The aim of this study was to compare a selection of the physical and mechanical properties, and biocompatibility of Zn-GPCs with three commercial bone cements, Simplex® P, Spineplex® and Cortoss®. The results indicated that the experimental cement sets far too quickly for clinical deployment, as compared with commercial materials. However recent developments have shown that the setting time of such cements can be modified without adversely affecting strengths. As part of the investigation, the peak exotherm was also determined, and it was found that the experimental bone cement exhibited the lowest exotherm (34°C) of all materials examined and consequently could eliminate clinical concerns relating to the thermal necrosis. In relation to mechanical properties, the commercial cements exhibited the higher strengths than the experimental cement. More importantly, the modulus of the commercial materials was found to be excessively high as compared with the modulus of vertebral trabecular bone. However, the modulus of the experimental cement matched that of vertebral trabecular bone, indicating that its use in such procedures as vertebroplasty could reduce the instances of adjacent fractures in the spine. A final point to note from the analysis of the mechanical properties of the materials is that, while the strengths of BT101, Simplex® P and Spineplex® remain static with time, the strength of Cortoss® decreases with time in an aqueous environment and this is cause for clinical concern. Finally, as expected, neither Simplex® P nor Spineplex® induced the formation of an apatite layer in SBF. Cortoss® was shown to have an apatite layer after 7 days; however, the experimental bone cement facilitates the formation an apatite layer after 24 h indicating that in vivo it may form a direct bond with bone quicker than its commercial counterparts.
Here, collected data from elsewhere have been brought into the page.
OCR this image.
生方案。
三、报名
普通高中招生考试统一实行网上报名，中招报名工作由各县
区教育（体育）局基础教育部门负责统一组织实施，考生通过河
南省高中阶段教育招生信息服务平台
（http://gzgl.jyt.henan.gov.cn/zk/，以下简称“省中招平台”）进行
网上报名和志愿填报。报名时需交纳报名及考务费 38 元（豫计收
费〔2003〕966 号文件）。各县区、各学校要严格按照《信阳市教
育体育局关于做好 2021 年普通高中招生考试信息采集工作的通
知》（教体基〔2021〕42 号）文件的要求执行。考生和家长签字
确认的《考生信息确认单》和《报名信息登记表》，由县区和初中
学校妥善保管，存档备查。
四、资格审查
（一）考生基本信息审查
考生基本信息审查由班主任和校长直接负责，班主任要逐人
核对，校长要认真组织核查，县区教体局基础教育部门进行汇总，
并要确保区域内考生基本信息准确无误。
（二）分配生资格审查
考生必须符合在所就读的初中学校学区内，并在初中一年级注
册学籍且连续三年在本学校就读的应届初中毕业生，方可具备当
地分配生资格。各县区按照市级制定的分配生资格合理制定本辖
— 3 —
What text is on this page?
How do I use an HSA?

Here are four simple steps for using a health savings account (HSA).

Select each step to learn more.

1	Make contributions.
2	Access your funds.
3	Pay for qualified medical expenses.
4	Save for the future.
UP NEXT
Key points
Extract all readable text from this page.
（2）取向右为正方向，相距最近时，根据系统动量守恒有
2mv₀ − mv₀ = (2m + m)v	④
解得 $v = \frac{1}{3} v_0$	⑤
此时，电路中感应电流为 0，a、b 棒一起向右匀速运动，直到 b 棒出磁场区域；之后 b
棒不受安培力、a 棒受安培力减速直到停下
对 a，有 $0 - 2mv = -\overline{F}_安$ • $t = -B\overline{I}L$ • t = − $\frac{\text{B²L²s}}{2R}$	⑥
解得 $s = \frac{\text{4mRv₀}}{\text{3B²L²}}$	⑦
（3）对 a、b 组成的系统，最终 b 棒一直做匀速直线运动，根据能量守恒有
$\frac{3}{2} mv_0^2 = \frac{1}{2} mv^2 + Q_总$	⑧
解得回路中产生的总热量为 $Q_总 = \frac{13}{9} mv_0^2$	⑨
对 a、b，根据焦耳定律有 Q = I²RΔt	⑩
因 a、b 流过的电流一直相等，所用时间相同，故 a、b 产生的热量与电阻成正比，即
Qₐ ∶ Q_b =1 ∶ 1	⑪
The study has limitations, primarily the quantity of material used to evaluate setting times and peak exotherm is not equivalent to the volume of material that would be deployed in a procedure like vertebroplasty (up 8 cm3). Notwithstanding this limitation, the study has highlighted some issues relating to commercial materials and has shown that an alternative material based on aluminium free glass polyalkenoate chemistry may be suitable for surgical procedures such as vertebroplasty.